Gasoline prices averaged $3.5454 per gallon on November 2, down 20.75 cents from October 19 when drivers were paying $3.7529 at the pump, Lundberg said.
The decline was the biggest two-week price drop since the survey recorded a 21.9 cents price decline December 5, 2008 due to a crash in petroleum demand during the global recession.
Even though many people had to line up for gasoline for hours after Sandy devastated much of the Northeast coast, the storm played a part in the price decline as many would-be consumers were not able to travel as a result, according Trilby Lundberg, editor of the Lundberg Survey.
Lundberg also cited the seasonal dip in demand that typically comes after August.
While demand appeared to be very high for gasoline in New York and New Jersey after the storm, Lundberg said that purchases were down because many people could not get to fuel.
However, supply shortages were not causing an increase in the average price of gasoline, according Lundberg.

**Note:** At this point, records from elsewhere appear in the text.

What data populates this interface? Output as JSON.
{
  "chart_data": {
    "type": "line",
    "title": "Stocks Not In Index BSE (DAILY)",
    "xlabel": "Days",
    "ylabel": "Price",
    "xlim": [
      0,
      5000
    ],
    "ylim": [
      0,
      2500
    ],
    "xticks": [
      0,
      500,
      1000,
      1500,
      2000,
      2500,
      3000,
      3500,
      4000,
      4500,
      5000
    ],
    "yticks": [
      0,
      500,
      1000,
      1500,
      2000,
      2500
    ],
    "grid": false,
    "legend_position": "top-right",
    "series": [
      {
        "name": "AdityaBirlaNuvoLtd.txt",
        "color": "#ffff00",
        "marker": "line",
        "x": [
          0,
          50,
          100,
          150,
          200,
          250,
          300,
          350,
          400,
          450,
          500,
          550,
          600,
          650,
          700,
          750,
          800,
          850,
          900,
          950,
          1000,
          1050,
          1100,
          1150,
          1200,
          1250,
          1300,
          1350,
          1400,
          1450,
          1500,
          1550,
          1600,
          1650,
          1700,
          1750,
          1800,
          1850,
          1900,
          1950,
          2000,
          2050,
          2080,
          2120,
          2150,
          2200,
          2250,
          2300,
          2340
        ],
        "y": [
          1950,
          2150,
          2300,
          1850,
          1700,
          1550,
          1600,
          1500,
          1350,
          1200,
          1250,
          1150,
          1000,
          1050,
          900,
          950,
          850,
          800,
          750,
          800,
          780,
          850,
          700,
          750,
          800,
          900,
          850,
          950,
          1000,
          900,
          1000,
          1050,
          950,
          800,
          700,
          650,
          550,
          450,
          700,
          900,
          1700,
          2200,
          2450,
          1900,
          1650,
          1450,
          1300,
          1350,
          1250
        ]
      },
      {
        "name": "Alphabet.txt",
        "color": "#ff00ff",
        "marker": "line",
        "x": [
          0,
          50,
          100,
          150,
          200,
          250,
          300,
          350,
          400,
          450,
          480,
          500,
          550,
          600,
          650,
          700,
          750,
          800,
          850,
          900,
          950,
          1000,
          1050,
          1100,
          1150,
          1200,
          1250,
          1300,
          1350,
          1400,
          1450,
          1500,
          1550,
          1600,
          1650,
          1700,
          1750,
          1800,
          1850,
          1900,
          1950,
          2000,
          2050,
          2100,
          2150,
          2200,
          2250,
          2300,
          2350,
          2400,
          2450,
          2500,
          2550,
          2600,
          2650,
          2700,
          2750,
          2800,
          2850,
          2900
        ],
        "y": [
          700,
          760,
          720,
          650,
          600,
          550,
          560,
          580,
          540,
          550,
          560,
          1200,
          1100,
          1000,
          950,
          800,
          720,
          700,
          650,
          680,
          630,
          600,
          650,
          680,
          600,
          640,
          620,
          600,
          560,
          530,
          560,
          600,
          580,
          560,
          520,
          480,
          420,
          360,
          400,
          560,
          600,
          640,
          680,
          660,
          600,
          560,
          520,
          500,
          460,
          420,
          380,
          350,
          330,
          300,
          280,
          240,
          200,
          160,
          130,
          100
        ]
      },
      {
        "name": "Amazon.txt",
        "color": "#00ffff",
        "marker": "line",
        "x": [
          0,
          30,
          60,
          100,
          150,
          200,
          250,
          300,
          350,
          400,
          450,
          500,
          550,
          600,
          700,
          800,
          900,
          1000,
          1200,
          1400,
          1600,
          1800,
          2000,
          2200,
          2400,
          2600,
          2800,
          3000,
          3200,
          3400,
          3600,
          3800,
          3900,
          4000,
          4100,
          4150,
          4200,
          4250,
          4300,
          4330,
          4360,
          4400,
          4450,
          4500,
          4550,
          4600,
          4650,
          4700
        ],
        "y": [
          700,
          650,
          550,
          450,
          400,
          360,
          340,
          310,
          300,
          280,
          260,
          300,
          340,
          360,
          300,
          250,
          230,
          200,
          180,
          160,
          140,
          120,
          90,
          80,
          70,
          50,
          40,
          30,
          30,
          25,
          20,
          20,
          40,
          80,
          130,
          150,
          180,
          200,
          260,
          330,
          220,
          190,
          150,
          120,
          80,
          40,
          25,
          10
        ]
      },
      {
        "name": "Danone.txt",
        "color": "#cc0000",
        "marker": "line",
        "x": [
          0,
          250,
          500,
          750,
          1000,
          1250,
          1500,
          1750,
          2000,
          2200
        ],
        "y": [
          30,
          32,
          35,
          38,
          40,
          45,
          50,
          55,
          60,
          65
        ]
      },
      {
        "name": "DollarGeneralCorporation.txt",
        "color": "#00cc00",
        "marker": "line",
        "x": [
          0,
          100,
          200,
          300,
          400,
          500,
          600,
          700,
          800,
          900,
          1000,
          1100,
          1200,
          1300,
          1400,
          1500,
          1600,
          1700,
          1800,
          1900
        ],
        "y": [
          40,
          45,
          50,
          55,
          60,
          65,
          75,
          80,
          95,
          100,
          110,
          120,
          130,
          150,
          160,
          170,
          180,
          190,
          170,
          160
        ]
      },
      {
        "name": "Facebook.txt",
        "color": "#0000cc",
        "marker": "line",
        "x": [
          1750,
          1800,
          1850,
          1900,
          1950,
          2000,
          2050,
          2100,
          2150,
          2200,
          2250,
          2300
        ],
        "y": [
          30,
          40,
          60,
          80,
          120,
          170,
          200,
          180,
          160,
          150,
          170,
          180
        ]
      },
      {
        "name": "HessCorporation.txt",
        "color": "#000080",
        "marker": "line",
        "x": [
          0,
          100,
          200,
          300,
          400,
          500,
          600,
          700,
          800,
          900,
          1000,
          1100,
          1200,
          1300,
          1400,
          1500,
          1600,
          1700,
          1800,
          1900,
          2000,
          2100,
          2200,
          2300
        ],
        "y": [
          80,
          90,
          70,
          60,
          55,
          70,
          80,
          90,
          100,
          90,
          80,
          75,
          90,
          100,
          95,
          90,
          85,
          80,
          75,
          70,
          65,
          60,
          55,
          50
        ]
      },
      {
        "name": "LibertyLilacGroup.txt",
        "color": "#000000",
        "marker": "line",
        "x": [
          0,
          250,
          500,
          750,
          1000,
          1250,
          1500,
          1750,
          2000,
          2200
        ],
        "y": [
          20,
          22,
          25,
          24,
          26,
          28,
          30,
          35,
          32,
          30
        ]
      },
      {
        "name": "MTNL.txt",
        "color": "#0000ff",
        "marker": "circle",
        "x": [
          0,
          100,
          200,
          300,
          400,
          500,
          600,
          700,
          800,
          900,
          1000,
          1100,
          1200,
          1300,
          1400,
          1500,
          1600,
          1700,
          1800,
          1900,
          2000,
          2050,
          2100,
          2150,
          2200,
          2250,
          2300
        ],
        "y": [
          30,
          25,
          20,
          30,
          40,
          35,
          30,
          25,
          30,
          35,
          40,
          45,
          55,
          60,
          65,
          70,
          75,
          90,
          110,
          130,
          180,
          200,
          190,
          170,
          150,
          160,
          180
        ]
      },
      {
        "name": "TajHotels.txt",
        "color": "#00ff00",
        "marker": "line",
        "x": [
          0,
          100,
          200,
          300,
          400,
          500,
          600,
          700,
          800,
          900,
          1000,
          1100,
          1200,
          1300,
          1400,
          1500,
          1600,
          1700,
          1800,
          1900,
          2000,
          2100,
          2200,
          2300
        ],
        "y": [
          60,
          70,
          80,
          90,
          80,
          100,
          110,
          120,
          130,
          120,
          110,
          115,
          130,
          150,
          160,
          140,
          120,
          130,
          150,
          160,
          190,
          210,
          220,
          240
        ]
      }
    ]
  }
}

"There is a fear among retailers that they will be accused and prosecuted for price gouging if they raise prices enough to prevent running out," she said, adding that the problems would be unlikely to end soon.
"It's going to be a long and hard recovery for infrastructure and fuel supply but also for fuel demand," Lundberg said.
Another reason for the total U.S. price decline in the latest survey is California, the biggest state consumer, where pump prices fell 49 cents in past two weeks after an extreme price increase a month ago because of refinery problems.
The November 2 survey shows that gas prices have fallen a total of 29.21 cents in the last month, Lundberg said.
The highest prices for regular gasoline recorded in the November 2 survey were in San Francisco at $4.05 a gallon, while drivers in Memphis, Tennessee were paying the least at $3.11 per gallon.